An advantage of this nonlinear modeling approach is that it provides fitted parameters that have real-world meaning. In this model, A is the total magnitude of response as measured by a point reduction in clinical rating scales, B is the time constant of the response representing the speed of recovery as a function of time, and C is the minimum expected symptom rating at the end of treatments. This simple quantification of the magnitude, speed, and outcome of TMS treatment response provides a comprehensive estimate of the treatment course that can be readily translated into common metrics of clinical outcomes for depression treatment; categorical treatment response (50% reduction in symptoms) would occur when A is greater than or equal to C, and remission would occur when C is below a rating scale threshold (e.g., PHQ-9 < 5). Additionally, this model incorporates the relationship between the speed of improvement and length of TMS treatment, providing a formula that relates early treatment response to eventual treatment outcomes. At time B, one would expect the magnitude of treatment response to reflect ~ 63% (1–1/e) of the total response. At time 3xB, this would reflect 95% (1–3/e) of the total expected response. While most of the groups included in this study only incorporated time points during TMS treatment, the study by Chen et al.9 also included longitudinal measurements weeks after treatment, implying estimates of C may extend to post-treatment outcomes.

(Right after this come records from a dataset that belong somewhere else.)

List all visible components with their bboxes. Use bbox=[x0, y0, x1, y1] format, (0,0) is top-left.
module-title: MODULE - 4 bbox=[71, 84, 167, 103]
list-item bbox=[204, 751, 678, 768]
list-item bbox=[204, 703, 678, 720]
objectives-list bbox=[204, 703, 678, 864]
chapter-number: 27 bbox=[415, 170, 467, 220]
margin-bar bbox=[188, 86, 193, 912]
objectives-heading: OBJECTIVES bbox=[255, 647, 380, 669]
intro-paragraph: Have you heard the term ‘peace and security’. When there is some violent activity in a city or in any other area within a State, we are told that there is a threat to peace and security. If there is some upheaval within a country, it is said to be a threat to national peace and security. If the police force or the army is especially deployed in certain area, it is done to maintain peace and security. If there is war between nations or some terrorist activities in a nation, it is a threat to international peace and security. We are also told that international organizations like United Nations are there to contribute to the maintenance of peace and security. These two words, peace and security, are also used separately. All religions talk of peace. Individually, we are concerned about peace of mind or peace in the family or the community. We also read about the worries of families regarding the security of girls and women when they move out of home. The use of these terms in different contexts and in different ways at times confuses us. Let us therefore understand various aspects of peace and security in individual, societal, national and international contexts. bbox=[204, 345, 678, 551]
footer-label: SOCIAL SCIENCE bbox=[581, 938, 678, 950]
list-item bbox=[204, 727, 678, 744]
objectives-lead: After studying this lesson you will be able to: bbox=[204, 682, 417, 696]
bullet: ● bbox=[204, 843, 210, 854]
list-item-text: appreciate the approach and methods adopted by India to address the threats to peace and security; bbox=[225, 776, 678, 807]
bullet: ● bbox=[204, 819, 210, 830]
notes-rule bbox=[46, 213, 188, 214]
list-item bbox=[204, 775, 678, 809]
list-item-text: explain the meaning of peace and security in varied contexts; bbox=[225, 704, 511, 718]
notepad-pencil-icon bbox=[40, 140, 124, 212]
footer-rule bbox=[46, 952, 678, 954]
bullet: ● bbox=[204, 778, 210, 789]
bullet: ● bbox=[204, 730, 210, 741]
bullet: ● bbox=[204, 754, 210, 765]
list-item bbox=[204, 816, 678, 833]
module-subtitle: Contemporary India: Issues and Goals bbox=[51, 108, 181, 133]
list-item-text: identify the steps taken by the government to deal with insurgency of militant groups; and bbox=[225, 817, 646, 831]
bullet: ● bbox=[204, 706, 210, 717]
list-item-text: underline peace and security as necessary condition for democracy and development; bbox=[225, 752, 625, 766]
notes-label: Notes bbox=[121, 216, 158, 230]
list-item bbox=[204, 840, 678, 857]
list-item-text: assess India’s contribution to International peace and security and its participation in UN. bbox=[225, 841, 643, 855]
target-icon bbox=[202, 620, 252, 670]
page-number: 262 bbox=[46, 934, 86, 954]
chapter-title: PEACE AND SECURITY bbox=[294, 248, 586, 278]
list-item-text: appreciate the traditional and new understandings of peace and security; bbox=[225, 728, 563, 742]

Using our clinical TMS sample, we demonstrated that one could use a population average value for the time constant B to predict individual treatment outcomes based on the response at weeks one or two. This work is consistent with previous studies demonstrating that early TMS treatment response can predict later treatment outcomes16,17. However, it is unlikely a single time constant will describe all individuals’ treatment response patterns adequately. Additional studies using well-sampled longitudinal measurements integrating this variability in speed of recovery are needed to further elucidate the utility of this model at the individual level. At the group-level, we found evidence that the time constant of recovery may differ based on the population, treatment protocol, and the depression rating scale used. Additionally, applying this model to the group trajectories identified by Kaster et al.10 suggests that variability in the speed of recovery reflected by this time constant is a key difference defining the unique group and, by extrapolation, individual treatment response trajectories. For an individual undergoing TMS, one could estimate this time constant using nonlinear least squares to fit the exponential decay model to a target outcome (C) to determine whether a patient could benefit from additional TMS treatments given slower early response in concordance with current clinical recommendations32.

The limitations of this work are its use of available datasets and retrospective analysis; future research will be needed to test whether these findings can be used prospectively to determine optimal treatment courses. Furthermore, while TMS, given its resource-intensive nature, is an appropriate context for developing this model, novel pharmacotherapies and psychotherapies for depression could also benefit from application of the model. Whether and how these models differ from placebo response will be an important area of future inquiry. These limitations aside, these data clearly demonstrate the nonlinear trajectory of symptom improvement with TMS for treatment resistant depression across many different protocols and illustrate methods to predict treatment outcomes based on early response. This modeling offers a simple and useful framework to describe the antidepressant response to TMS that could inform clinical decisions and future studies.